In Dali hingegen ist es gang und gäbe, dass Millionäre mit Mittellosen am selben Tisch sitzen; es findet hier eine erstaunliche Angleichung unterschiedlicher sozialer Formen statt. Begegnungen kommen nicht deshalb zustande, weil man Geld, Titel oder Beziehungen hat, sondern weil man einfach der Mensch ist, der man ist. Und anders als in gängigen Bekanntschaftskreisen, wo jeder mehr oder weniger denselben Bildungsstand hat, trifft man in Dali Menschen aller möglichen Berufsrichtungen aus aller Welt. Dies bringt immer wieder überraschende Erkenntnisse mit sich, über die man sich freuen kann.

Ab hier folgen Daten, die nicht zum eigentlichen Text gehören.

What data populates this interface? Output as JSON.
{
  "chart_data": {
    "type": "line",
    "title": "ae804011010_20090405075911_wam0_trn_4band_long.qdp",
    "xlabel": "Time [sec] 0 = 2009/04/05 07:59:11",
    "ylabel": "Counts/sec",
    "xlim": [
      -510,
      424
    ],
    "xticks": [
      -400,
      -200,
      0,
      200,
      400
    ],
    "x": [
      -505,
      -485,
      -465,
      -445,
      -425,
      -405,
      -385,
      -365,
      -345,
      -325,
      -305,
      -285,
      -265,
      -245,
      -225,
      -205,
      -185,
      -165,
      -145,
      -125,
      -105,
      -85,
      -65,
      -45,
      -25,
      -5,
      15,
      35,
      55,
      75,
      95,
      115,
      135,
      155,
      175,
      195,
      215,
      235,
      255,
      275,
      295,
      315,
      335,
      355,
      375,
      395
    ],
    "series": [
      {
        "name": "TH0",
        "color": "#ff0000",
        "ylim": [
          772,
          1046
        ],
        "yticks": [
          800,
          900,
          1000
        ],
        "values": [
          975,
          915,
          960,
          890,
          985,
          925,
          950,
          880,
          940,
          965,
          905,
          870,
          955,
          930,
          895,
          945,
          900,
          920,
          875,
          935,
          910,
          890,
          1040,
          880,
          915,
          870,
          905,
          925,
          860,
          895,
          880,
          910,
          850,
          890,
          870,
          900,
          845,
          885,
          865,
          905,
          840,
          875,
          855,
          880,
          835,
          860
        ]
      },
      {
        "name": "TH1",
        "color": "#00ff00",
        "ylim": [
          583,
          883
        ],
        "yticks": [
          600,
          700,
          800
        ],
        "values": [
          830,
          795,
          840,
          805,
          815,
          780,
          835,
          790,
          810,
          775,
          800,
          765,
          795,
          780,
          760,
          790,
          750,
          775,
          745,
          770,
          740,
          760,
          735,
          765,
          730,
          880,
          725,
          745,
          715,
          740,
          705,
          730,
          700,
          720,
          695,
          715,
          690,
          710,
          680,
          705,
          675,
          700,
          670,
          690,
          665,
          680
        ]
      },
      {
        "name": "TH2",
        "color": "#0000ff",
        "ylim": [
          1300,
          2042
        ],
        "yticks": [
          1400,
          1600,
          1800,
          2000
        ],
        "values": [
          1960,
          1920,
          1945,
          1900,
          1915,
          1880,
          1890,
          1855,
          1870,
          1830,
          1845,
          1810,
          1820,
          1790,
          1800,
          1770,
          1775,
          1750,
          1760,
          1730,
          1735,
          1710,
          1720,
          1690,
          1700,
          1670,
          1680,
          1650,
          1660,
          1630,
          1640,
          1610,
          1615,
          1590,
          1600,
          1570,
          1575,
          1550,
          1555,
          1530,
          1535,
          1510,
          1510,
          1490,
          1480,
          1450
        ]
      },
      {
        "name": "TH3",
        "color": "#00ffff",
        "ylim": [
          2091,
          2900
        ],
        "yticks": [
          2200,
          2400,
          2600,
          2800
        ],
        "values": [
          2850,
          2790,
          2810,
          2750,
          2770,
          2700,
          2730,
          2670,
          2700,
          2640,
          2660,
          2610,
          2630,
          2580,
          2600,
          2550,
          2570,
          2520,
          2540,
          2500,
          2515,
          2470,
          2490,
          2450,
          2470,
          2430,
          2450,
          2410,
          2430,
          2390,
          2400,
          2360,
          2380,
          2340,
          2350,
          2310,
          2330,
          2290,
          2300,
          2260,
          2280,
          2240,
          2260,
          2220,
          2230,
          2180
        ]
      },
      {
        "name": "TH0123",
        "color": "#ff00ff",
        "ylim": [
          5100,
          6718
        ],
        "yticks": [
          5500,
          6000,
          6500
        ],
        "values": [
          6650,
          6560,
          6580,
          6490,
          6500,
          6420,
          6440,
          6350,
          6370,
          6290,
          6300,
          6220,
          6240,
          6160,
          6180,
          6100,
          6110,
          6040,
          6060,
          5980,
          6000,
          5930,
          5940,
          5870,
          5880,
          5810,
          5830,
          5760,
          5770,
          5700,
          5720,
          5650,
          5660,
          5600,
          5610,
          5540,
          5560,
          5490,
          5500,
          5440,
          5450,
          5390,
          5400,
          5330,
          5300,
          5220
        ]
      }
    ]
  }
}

Außerdem bietet das gemächliche Leben in Dali auch ausreichend Spielraum, etwas Neues auszuprobieren, etwas wofür sich zuvor keine Möglichkeit geboten hat. Denn während in einem entwickelten kommerziellen System alle Bedürfnisse gesellschaftlich abgedeckt sind und jeder sich das, was er braucht, mit Geld beschaffen kann, ist dies in Dali nicht unbedingt der Fall. Hier, wo es nicht an Zeit mangelt, beginnen viele irgendein kleines Handwerk anzubieten, wie etwa die meisten Frauen von Dali Brote, Kekse und Kuchen backen können. Und Cheng Chang, der sich zuerst als Schreiner versucht hatte, überlegt sich neuerdings, eigenhändig Lastwagen umzugestalten.

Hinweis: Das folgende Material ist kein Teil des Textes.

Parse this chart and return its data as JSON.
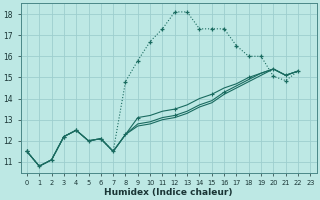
{
  "xlabel": "Humidex (Indice chaleur)",
  "bg_color": "#bde8e4",
  "grid_color": "#9dcece",
  "line_color": "#1a6b60",
  "xlim": [
    -0.5,
    23.5
  ],
  "ylim": [
    10.5,
    18.5
  ],
  "xticks": [
    0,
    1,
    2,
    3,
    4,
    5,
    6,
    7,
    8,
    9,
    10,
    11,
    12,
    13,
    14,
    15,
    16,
    17,
    18,
    19,
    20,
    21,
    22,
    23
  ],
  "yticks": [
    11,
    12,
    13,
    14,
    15,
    16,
    17,
    18
  ],
  "s1_x": [
    0,
    1,
    2,
    3,
    4,
    5,
    6,
    7,
    8,
    9,
    10,
    11,
    12,
    13,
    14,
    15,
    16,
    17,
    18,
    19,
    20,
    21,
    22
  ],
  "s1_y": [
    11.5,
    10.8,
    11.1,
    12.2,
    12.5,
    12.0,
    12.1,
    11.5,
    14.8,
    15.8,
    16.7,
    17.3,
    18.1,
    18.1,
    17.3,
    17.3,
    17.3,
    16.5,
    16.0,
    16.0,
    15.05,
    14.85,
    15.3
  ],
  "s2_x": [
    0,
    1,
    2,
    3,
    4,
    5,
    6,
    7,
    8,
    9,
    10,
    11,
    12,
    13,
    14,
    15,
    16,
    17,
    18,
    19,
    20,
    21,
    22
  ],
  "s2_y": [
    11.5,
    10.8,
    11.1,
    12.2,
    12.5,
    12.0,
    12.1,
    11.5,
    12.3,
    13.1,
    13.2,
    13.4,
    13.5,
    13.7,
    14.0,
    14.2,
    14.5,
    14.7,
    15.0,
    15.2,
    15.4,
    15.1,
    15.3
  ],
  "s3_x": [
    0,
    1,
    2,
    3,
    4,
    5,
    6,
    7,
    8,
    9,
    10,
    11,
    12,
    13,
    14,
    15,
    16,
    17,
    18,
    19,
    20,
    21,
    22
  ],
  "s3_y": [
    11.5,
    10.8,
    11.1,
    12.2,
    12.5,
    12.0,
    12.1,
    11.5,
    12.3,
    12.8,
    12.9,
    13.1,
    13.2,
    13.4,
    13.7,
    13.9,
    14.3,
    14.6,
    14.9,
    15.2,
    15.4,
    15.1,
    15.3
  ],
  "s4_x": [
    0,
    1,
    2,
    3,
    4,
    5,
    6,
    7,
    8,
    9,
    10,
    11,
    12,
    13,
    14,
    15,
    16,
    17,
    18,
    19,
    20,
    21,
    22
  ],
  "s4_y": [
    11.5,
    10.8,
    11.1,
    12.2,
    12.5,
    12.0,
    12.1,
    11.5,
    12.3,
    12.7,
    12.8,
    13.0,
    13.1,
    13.3,
    13.6,
    13.8,
    14.2,
    14.5,
    14.8,
    15.1,
    15.4,
    15.1,
    15.3
  ]
}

Es sind Menschen, für die das Leben selbst im Mittelpunkt des Interesses steht. Sobald die Wertvorstellungen einmal nicht mehr von dem alleingültigen Maßstab „Erfolg“ beherrscht sind, richtet sich der Blick ganz von selbst auf das Leben. Während der „Erfolg“ jeden in einheitliche Umgangsformen zwang, kommt hier das „Leben“ in vielfältigster Weise zum Ausdruck, denn schließlich hat jeder seine eigene Antwort auf die Frage, was für ein Leben er führen möchte – und sei es, dass einer es nötig hat, mit Peitschen und Kerzenlicht sexuelle Befriedigung zu finden, ist dies auch kein Grund zur Verwunderung, denn hier haben alle Lebensformen Platz, und der größte gemeinsame Nenner ist die gegenseitige Toleranz. Es gilt das Grundprinzip der harmonischen Gesellschaft, in der die eigene Freiheit da aufhört, wo sie die Freiheiten anderer behindert.

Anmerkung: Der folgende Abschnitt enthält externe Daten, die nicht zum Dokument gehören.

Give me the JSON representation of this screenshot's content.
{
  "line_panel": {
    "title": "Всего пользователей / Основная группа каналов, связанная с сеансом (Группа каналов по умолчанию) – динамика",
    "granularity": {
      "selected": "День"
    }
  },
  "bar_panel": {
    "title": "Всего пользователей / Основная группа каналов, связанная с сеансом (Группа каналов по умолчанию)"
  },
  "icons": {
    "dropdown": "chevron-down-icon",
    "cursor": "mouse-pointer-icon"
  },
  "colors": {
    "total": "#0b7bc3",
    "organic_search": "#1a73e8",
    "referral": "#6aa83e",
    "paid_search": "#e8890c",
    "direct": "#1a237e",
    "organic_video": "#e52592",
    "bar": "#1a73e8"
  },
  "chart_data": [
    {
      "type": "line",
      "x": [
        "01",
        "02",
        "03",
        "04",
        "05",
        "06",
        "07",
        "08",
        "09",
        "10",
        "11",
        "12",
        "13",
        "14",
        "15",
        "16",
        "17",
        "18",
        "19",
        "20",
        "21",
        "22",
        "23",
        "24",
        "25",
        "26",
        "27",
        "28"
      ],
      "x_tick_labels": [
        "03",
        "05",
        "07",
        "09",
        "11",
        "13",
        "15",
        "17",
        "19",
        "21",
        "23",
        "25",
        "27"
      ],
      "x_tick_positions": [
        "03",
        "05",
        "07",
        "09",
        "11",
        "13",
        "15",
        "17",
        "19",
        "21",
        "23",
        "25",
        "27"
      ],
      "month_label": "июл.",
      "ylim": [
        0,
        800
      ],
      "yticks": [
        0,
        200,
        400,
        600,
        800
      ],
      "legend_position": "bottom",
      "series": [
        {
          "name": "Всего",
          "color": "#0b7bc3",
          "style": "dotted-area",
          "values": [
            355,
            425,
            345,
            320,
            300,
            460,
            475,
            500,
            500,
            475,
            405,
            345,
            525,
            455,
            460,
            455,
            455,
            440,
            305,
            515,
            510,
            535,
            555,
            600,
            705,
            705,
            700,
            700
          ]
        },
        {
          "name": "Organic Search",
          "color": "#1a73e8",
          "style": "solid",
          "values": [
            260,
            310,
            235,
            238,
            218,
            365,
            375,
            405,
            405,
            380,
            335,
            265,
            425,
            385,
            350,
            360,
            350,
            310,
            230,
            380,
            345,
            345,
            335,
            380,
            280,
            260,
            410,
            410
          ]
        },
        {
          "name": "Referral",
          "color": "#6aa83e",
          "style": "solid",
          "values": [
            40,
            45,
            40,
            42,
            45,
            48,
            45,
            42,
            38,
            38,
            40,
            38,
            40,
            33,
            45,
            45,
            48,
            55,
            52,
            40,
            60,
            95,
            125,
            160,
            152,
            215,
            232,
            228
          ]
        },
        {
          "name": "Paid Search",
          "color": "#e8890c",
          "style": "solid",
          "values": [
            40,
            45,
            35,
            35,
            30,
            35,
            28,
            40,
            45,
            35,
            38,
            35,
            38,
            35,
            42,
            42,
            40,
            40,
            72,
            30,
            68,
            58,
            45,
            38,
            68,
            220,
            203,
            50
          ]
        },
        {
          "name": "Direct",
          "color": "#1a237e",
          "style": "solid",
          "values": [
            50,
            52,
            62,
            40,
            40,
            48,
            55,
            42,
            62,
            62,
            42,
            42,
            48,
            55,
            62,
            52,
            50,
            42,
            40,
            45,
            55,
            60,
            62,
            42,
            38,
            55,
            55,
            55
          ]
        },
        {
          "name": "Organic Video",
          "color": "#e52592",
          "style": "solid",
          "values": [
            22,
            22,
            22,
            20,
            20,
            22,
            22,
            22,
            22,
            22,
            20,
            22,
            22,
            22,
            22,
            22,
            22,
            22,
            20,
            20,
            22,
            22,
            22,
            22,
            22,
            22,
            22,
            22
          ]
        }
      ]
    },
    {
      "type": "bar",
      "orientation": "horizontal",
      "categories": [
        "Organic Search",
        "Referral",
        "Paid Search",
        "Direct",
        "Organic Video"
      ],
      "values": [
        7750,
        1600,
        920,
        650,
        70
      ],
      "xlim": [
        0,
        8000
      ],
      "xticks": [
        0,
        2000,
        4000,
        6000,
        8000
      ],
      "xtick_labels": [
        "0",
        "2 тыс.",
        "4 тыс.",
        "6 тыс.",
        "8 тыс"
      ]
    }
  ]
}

Gewisse Vertreter der auf Erfolg ausgerichteten Weltanschauung bezeichnen das Leben in Dali als „abwegig“, als „Verschwendung von Lebenszeit“, als „passive Weltflucht“. Lustig daran ist aber, dass genau diese Leute von manchen in Dali mit denselben Bezeichnungen kritisiert werden. Denn für die Leute in Dali sind vielmehr Äußerlichkeiten wie das Streben nach Geld und Ruhm, die man sich doch mit einer begrenzten und unwiederbringlichen Lebenszeit erkauft, „Abwege“, „Verschwendung“ und „Weltflucht“. Ist nicht das Leben in Dali erst wirklich so, wie das Leben sein sollte? Oder lebt der Mensch etwa nicht dafür, sich ein „gutes Leben“ zu gestalten?

Jede Lebensweise hat ihre Vertreter mit jeweils eigenen Vorstellungen davon, wie das Leben aussehen sollte. Und so sollte auch jeder nach seinen Vorstellungen leben können. Christopher Morley drückte es so aus: “There is only one success – to be able to spend your life in your own way.” Falls Dali mal ein eigenes Wappen braucht, sollte dieser Satz darauf eingeschrieben werden.